At the end of the paper, we would like to suggest that if \(\alpha< p^{-}-1\), then the weak solution u of equation (1.4) with the initial value (1.2) belongs to \(L^{\infty}(0, T; W^{1,\gamma}(\Omega))\), and so we can impose the usual Dirichlet homogeneous boundary value condition

$$ u(x,t)=0, \quad (x,t)\in \partial \Omega\times (0, T). $$
(4.9)

However, the stability theorems in our paper show that the condition (4.9) can be replaced by the degeneracy of \(a(x)\) and \(b_{i}(s,x,t)\) on the boundary.

5 Conclusion

The equations considered in this paper come from many applied fields. The main character of the equation is its degeneracy on the boundary, since the weak solutions generally lack the regularity to define the trace on the boundary. Thus, if one wants to prove the uniqueness or the stability of the weak solutions, the boundary value condition cannot be used in the usual way.
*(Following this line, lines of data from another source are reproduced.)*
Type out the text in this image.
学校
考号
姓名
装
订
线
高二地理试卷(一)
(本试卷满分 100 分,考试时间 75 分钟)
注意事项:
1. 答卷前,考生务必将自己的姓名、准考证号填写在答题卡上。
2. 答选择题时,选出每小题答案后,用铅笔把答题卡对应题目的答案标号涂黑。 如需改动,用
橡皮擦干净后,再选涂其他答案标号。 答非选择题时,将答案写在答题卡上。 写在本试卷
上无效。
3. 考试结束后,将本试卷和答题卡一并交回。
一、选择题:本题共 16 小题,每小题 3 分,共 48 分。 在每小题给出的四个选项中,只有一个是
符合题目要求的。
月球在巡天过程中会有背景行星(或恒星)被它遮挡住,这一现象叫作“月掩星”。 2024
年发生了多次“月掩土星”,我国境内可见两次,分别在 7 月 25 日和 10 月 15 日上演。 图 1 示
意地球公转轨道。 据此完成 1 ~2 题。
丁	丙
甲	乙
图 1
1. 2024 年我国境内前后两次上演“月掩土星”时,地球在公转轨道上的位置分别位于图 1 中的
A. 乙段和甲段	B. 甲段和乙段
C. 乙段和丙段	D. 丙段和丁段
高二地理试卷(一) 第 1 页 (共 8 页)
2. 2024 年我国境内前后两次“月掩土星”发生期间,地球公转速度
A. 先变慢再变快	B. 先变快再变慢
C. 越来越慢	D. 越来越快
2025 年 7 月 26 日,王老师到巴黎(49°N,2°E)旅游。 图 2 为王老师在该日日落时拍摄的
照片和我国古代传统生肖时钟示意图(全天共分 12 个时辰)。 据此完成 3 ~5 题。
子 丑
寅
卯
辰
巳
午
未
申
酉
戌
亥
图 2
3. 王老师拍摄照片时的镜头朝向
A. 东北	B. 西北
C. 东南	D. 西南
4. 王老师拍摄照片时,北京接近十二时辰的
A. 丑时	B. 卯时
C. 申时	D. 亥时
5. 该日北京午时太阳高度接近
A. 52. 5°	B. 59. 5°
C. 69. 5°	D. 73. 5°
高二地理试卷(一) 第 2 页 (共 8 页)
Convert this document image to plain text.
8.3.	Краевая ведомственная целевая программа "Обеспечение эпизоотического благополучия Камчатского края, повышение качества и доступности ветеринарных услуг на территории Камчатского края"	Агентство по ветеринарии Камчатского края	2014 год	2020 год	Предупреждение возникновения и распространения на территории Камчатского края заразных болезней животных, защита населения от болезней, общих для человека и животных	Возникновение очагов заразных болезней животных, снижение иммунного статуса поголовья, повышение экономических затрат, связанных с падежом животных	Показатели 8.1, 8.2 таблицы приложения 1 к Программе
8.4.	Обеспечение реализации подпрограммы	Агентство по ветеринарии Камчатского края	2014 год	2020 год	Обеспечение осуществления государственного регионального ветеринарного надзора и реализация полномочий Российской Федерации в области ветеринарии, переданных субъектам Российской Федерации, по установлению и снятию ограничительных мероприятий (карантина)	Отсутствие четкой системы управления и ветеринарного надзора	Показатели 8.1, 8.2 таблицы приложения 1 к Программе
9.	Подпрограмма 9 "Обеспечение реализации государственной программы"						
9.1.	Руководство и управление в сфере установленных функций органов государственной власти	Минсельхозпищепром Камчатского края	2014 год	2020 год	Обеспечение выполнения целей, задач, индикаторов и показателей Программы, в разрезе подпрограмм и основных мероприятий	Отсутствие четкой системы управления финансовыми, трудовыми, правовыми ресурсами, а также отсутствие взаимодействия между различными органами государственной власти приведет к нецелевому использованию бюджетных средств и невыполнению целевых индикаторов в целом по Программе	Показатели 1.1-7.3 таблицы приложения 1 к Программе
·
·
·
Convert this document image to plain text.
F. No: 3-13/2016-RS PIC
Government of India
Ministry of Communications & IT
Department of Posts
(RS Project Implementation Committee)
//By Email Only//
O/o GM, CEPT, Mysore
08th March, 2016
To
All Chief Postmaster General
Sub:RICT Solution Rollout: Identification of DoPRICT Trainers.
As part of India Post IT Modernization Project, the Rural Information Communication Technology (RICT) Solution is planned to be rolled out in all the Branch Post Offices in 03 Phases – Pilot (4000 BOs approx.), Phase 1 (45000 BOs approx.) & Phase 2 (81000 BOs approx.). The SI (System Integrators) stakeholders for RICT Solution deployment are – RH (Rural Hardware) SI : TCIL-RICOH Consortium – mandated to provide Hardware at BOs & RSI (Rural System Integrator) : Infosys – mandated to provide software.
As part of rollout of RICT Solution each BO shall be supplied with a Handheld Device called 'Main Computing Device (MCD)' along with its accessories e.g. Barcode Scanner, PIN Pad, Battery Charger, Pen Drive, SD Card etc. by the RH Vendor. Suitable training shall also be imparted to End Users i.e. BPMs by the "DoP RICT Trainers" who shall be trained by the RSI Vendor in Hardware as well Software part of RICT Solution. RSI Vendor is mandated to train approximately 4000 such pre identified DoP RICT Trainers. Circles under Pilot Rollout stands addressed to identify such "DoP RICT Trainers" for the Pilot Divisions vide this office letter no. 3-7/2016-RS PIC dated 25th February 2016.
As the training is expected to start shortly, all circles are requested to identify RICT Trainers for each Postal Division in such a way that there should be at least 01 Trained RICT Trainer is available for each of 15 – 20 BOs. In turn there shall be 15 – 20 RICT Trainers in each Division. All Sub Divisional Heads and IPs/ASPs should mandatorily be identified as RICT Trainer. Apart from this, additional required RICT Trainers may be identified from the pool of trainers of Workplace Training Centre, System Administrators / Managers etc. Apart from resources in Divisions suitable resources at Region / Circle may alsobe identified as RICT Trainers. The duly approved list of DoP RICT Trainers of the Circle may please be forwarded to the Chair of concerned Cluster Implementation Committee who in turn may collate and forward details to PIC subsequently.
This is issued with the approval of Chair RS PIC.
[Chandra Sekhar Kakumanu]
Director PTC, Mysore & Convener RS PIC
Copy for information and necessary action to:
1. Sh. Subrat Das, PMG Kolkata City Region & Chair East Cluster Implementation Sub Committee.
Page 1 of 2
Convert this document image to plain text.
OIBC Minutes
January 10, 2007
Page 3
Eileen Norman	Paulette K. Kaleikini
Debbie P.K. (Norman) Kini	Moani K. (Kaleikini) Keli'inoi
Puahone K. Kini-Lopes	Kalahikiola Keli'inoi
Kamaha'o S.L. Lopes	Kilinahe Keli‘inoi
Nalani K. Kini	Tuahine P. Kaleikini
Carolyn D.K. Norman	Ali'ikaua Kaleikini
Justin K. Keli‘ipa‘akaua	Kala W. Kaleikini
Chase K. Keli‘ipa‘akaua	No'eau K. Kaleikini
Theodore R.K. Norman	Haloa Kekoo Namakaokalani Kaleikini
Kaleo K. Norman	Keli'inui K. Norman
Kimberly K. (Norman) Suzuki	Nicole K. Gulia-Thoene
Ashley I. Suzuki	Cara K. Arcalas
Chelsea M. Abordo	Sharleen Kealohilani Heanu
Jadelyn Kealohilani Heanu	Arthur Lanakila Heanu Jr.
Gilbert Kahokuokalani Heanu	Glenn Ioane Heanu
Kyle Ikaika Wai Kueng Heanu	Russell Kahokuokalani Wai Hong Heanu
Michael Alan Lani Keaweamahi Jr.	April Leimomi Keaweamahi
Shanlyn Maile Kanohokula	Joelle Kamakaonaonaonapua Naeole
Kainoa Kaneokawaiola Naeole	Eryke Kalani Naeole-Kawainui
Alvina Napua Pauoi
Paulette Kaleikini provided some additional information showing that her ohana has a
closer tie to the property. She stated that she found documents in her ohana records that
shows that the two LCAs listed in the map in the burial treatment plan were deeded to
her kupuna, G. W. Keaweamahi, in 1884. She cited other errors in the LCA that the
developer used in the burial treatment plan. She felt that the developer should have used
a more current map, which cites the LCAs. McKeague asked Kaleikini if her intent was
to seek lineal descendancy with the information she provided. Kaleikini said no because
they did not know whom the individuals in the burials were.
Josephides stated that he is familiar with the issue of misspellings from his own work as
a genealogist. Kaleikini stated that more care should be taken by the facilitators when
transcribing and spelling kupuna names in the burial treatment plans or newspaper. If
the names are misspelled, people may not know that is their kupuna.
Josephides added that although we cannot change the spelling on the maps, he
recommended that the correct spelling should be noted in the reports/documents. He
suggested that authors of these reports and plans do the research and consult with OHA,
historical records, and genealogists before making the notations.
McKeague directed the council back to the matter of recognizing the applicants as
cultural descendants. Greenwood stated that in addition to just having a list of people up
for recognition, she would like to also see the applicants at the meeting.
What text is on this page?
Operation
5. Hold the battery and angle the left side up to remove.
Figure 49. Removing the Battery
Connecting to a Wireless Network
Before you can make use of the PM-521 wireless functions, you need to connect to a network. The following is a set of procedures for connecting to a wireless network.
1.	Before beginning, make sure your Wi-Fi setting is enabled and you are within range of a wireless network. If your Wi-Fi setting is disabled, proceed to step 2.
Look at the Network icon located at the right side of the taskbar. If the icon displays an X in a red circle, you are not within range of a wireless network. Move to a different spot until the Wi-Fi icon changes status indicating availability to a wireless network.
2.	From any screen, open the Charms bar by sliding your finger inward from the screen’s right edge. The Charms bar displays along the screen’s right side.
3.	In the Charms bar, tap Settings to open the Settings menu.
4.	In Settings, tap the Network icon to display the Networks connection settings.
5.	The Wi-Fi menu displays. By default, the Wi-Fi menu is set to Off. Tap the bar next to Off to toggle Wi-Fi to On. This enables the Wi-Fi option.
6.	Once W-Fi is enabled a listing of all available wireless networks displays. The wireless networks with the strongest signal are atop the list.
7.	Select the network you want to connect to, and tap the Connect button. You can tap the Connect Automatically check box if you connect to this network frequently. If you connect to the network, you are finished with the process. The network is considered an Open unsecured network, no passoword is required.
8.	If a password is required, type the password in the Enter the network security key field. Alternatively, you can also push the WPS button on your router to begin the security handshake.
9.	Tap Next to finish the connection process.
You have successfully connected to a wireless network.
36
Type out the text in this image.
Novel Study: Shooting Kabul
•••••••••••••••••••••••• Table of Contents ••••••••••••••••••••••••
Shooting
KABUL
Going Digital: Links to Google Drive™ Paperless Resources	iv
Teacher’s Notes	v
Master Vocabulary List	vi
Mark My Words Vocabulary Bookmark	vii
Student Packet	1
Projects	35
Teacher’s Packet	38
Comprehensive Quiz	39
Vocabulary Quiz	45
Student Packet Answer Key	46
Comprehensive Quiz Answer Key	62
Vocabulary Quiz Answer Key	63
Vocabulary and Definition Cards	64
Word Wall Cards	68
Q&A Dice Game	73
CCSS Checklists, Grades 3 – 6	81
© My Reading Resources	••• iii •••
In other words, since the equation is nonlinear, how to quote a suitable boundary value condition matching the equation seems very difficult. The most significant result of this paper lies in that we have found that, if we combine the degeneracy of the diffusion coefficient with the degeneracy of the convection term, by introducing a new kind of the weak solutions, we may prove the stability of the weak solutions without any boundary value condition.